Three business owners weigh in on how to navigate the tricky issue of price increases.

 

Small-business owners are often ecstatic that customers want to buy their products and services, and once an offering is successful and has been improved upon, it could be time to consider a price increase. However, this is a decision that does not come easily.
 
To get to the bottom of when and why you should raise your prices and how to roll out price increases without upsetting your loyal customers, I tapped three owners for advice: Keith Alperin, CEO of Helium Foot Software in Chicago; Megan Armstrong, founder ofDogma Training & Pet Services in Calgary; and Tomaso Veneroso, CEO of metal part manufacturing firm Am Cast in Bohemia, New York.
 

How do you know when it’s time to increase your prices?
 
Keith Alperin: I have an item on my calendar to review our rates every fall. For an increase on the first of the year, my planning starts the fall before. This gives me a chance to evaluate the market and our position relative to similar firms in our field and our city. 

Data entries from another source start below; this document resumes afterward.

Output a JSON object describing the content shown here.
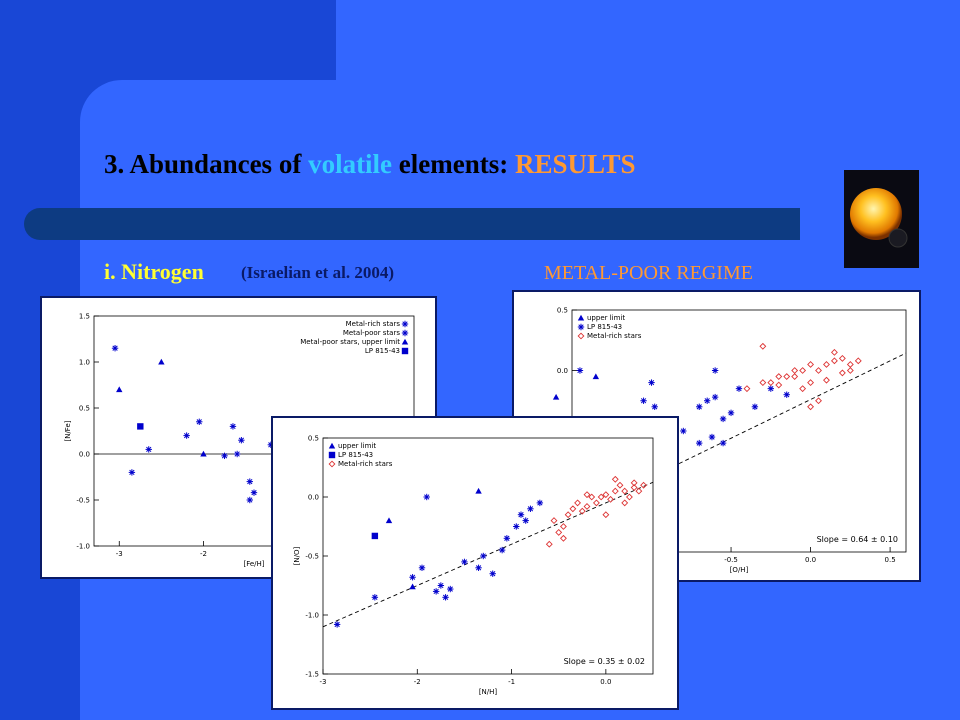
{
  "slide": {
    "title_parts": [
      "3. Abundances of ",
      "volatile",
      " elements: ",
      "RESULTS"
    ],
    "subtitle": "i. Nitrogen",
    "citation": "(Israelian et al. 2004)",
    "regime_label": "METAL-POOR REGIME",
    "image_icon": "sun-planet-icon"
  },
  "colors": {
    "background": "#3366ff",
    "dark_bar": "#1947d6",
    "rule": "#0d3b82",
    "title": "#000000",
    "volatile": "#33ccff",
    "results": "#ff9933",
    "subtitle": "#ffff33",
    "citation": "#0a1a66",
    "metal_poor": "#0000cc",
    "metal_rich": "#dd3333"
  },
  "chart_data": [
    {
      "type": "scatter",
      "xlabel": "[Fe/H]",
      "ylabel": "[N/Fe]",
      "xlim": [
        -3.3,
        0.5
      ],
      "ylim": [
        -1.0,
        1.5
      ],
      "xticks": [
        -3,
        -2
      ],
      "yticks": [
        -1.0,
        -0.5,
        0.0,
        0.5,
        1.0,
        1.5
      ],
      "grid": false,
      "hline": 0.0,
      "legend_position": "top-right",
      "legend": [
        "Metal-rich stars",
        "Metal-poor stars",
        "Metal-poor stars, upper limit",
        "LP 815-43"
      ],
      "series": [
        {
          "name": "Metal-poor stars",
          "marker": "asterisk",
          "color": "#0000cc",
          "x": [
            -3.05,
            -2.85,
            -2.65,
            -2.2,
            -2.05,
            -1.75,
            -1.6,
            -1.65,
            -1.55,
            -1.45,
            -1.45,
            -1.4,
            -1.2,
            -1.05,
            -0.95
          ],
          "y": [
            1.15,
            -0.2,
            0.05,
            0.2,
            0.35,
            -0.02,
            0.0,
            0.3,
            0.15,
            -0.3,
            -0.5,
            -0.42,
            0.1,
            -0.2,
            0.05
          ]
        },
        {
          "name": "Metal-poor stars, upper limit",
          "marker": "triangle",
          "color": "#0000cc",
          "x": [
            -3.0,
            -2.5,
            -2.0
          ],
          "y": [
            0.7,
            1.0,
            0.0
          ]
        },
        {
          "name": "LP 815-43",
          "marker": "square",
          "color": "#0000cc",
          "x": [
            -2.75
          ],
          "y": [
            0.3
          ]
        }
      ]
    },
    {
      "type": "scatter",
      "xlabel": "[O/H]",
      "ylabel": "",
      "xlim": [
        -1.5,
        0.6
      ],
      "ylim": [
        -1.5,
        0.5
      ],
      "xticks": [
        -1.0,
        -0.5,
        0.0,
        0.5
      ],
      "yticks": [
        0.0,
        0.5
      ],
      "grid": false,
      "legend_position": "top-left",
      "legend": [
        "upper limit",
        "LP 815-43",
        "Metal-rich stars"
      ],
      "annotation": "Slope = 0.64 ± 0.10",
      "fit_line": {
        "slope": 0.64,
        "x": [
          -1.5,
          0.6
        ]
      },
      "series": [
        {
          "name": "upper limit",
          "marker": "triangle",
          "color": "#0000cc",
          "x": [
            -1.6,
            -1.35
          ],
          "y": [
            -0.22,
            -0.05
          ]
        },
        {
          "name": "Metal-poor stars",
          "marker": "asterisk",
          "color": "#0000cc",
          "x": [
            -1.45,
            -1.0,
            -1.05,
            -0.98,
            -0.8,
            -0.7,
            -0.62,
            -0.55,
            -0.35,
            -0.7,
            -0.65,
            -0.6,
            -0.6,
            -0.45,
            -0.5,
            -0.55,
            -0.25,
            -0.15
          ],
          "y": [
            0.0,
            -0.1,
            -0.25,
            -0.3,
            -0.5,
            -0.6,
            -0.55,
            -0.6,
            -0.3,
            -0.3,
            -0.25,
            -0.22,
            0.0,
            -0.15,
            -0.35,
            -0.4,
            -0.15,
            -0.2
          ]
        },
        {
          "name": "Metal-rich stars",
          "marker": "diamond",
          "color": "#dd3333",
          "x": [
            -0.4,
            -0.3,
            -0.2,
            -0.15,
            -0.1,
            -0.05,
            0.0,
            0.05,
            0.1,
            0.15,
            0.2,
            0.25,
            0.3,
            -0.25,
            -0.1,
            0.0,
            0.1,
            0.2,
            0.05,
            0.15,
            -0.05,
            0.25,
            -0.3,
            0.0,
            -0.2
          ],
          "y": [
            -0.15,
            -0.1,
            -0.05,
            -0.05,
            0.0,
            0.0,
            0.05,
            0.0,
            0.05,
            0.08,
            0.1,
            0.05,
            0.08,
            -0.1,
            -0.05,
            -0.1,
            -0.08,
            -0.02,
            -0.25,
            0.15,
            -0.15,
            0.0,
            0.2,
            -0.3,
            -0.12
          ]
        }
      ]
    },
    {
      "type": "scatter",
      "xlabel": "[N/H]",
      "ylabel": "[N/O]",
      "xlim": [
        -3.0,
        0.5
      ],
      "ylim": [
        -1.5,
        0.5
      ],
      "xticks": [
        -3,
        -2,
        -1,
        0
      ],
      "yticks": [
        -1.5,
        -1.0,
        -0.5,
        0.0,
        0.5
      ],
      "grid": false,
      "legend_position": "top-left",
      "legend": [
        "upper limit",
        "LP 815-43",
        "Metal-rich stars"
      ],
      "annotation": "Slope = 0.35 ± 0.02",
      "fit_line": {
        "slope": 0.35,
        "x": [
          -3.0,
          0.5
        ]
      },
      "series": [
        {
          "name": "upper limit",
          "marker": "triangle",
          "color": "#0000cc",
          "x": [
            -2.3,
            -1.35,
            -2.05
          ],
          "y": [
            -0.2,
            0.05,
            -0.76
          ]
        },
        {
          "name": "LP 815-43",
          "marker": "square",
          "color": "#0000cc",
          "x": [
            -2.45
          ],
          "y": [
            -0.33
          ]
        },
        {
          "name": "Metal-poor stars",
          "marker": "asterisk",
          "color": "#0000cc",
          "x": [
            -2.85,
            -2.45,
            -2.05,
            -1.95,
            -1.8,
            -1.75,
            -1.7,
            -1.65,
            -1.5,
            -1.35,
            -1.3,
            -1.2,
            -1.1,
            -1.05,
            -0.95,
            -0.9,
            -0.85,
            -0.8,
            -0.7,
            -1.9
          ],
          "y": [
            -1.08,
            -0.85,
            -0.68,
            -0.6,
            -0.8,
            -0.75,
            -0.85,
            -0.78,
            -0.55,
            -0.6,
            -0.5,
            -0.65,
            -0.45,
            -0.35,
            -0.25,
            -0.15,
            -0.2,
            -0.1,
            -0.05,
            0.0
          ]
        },
        {
          "name": "Metal-rich stars",
          "marker": "diamond",
          "color": "#dd3333",
          "x": [
            -0.6,
            -0.5,
            -0.45,
            -0.4,
            -0.35,
            -0.3,
            -0.25,
            -0.2,
            -0.15,
            -0.1,
            -0.05,
            0.0,
            0.05,
            0.1,
            0.15,
            0.2,
            0.25,
            0.3,
            0.35,
            0.4,
            -0.55,
            -0.45,
            0.0,
            0.2,
            -0.2,
            0.1,
            0.3
          ],
          "y": [
            -0.4,
            -0.3,
            -0.35,
            -0.15,
            -0.1,
            -0.05,
            -0.12,
            -0.08,
            0.0,
            -0.05,
            0.0,
            0.02,
            -0.02,
            0.05,
            0.1,
            0.05,
            0.0,
            0.08,
            0.05,
            0.1,
            -0.2,
            -0.25,
            -0.15,
            -0.05,
            0.02,
            0.15,
            0.12
          ]
        }
      ]
    }
  ]
}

No one likes to have the conversation about raising rates, but if you’re excited about what the rate increase can do for your business, then hopefully you can get your clients excited about what your business will be able to do for them.
Keith Alperin, CEO of Helium Foot Software

Megan Armstrong: We are primarily a service business, so we know it is time to raise prices when the demand of the service is greater than our ability to supply it. We also do a review twice a year and take a look at wage and overhead increases. If there have been increases, we plan how to build those into our prices.
 
Tomaso Veneroso: I increase the price only when I can propose something that is worth more. For example, if I can produce a new alloy state-of-the-art technology that can last twice the life of a competitor’s product, I know that it is time to increase the price because I am improving on the customer’s bottom line.
 
What factors are involved in pricing?
 
Veneroso: Pricing is a function of materials, quality and performance. If I invent something such as our latest eco-friendly machine for quarry and mining, which is capable of producing usable product from waste, how can I establish the right price? This technology is technically priceless, so I use a fair judgment to cover my costs and make a little profit. However, the price has to be fair. I certainly cannot expect a customer to pay the same price for a Ford that they would for a Ferrari.
 
Armstrong: We monitor the industry and ensure that we are staying at the top of the higher price level for that service. For our product lines, we typically just keep the increases in line with supplier increases.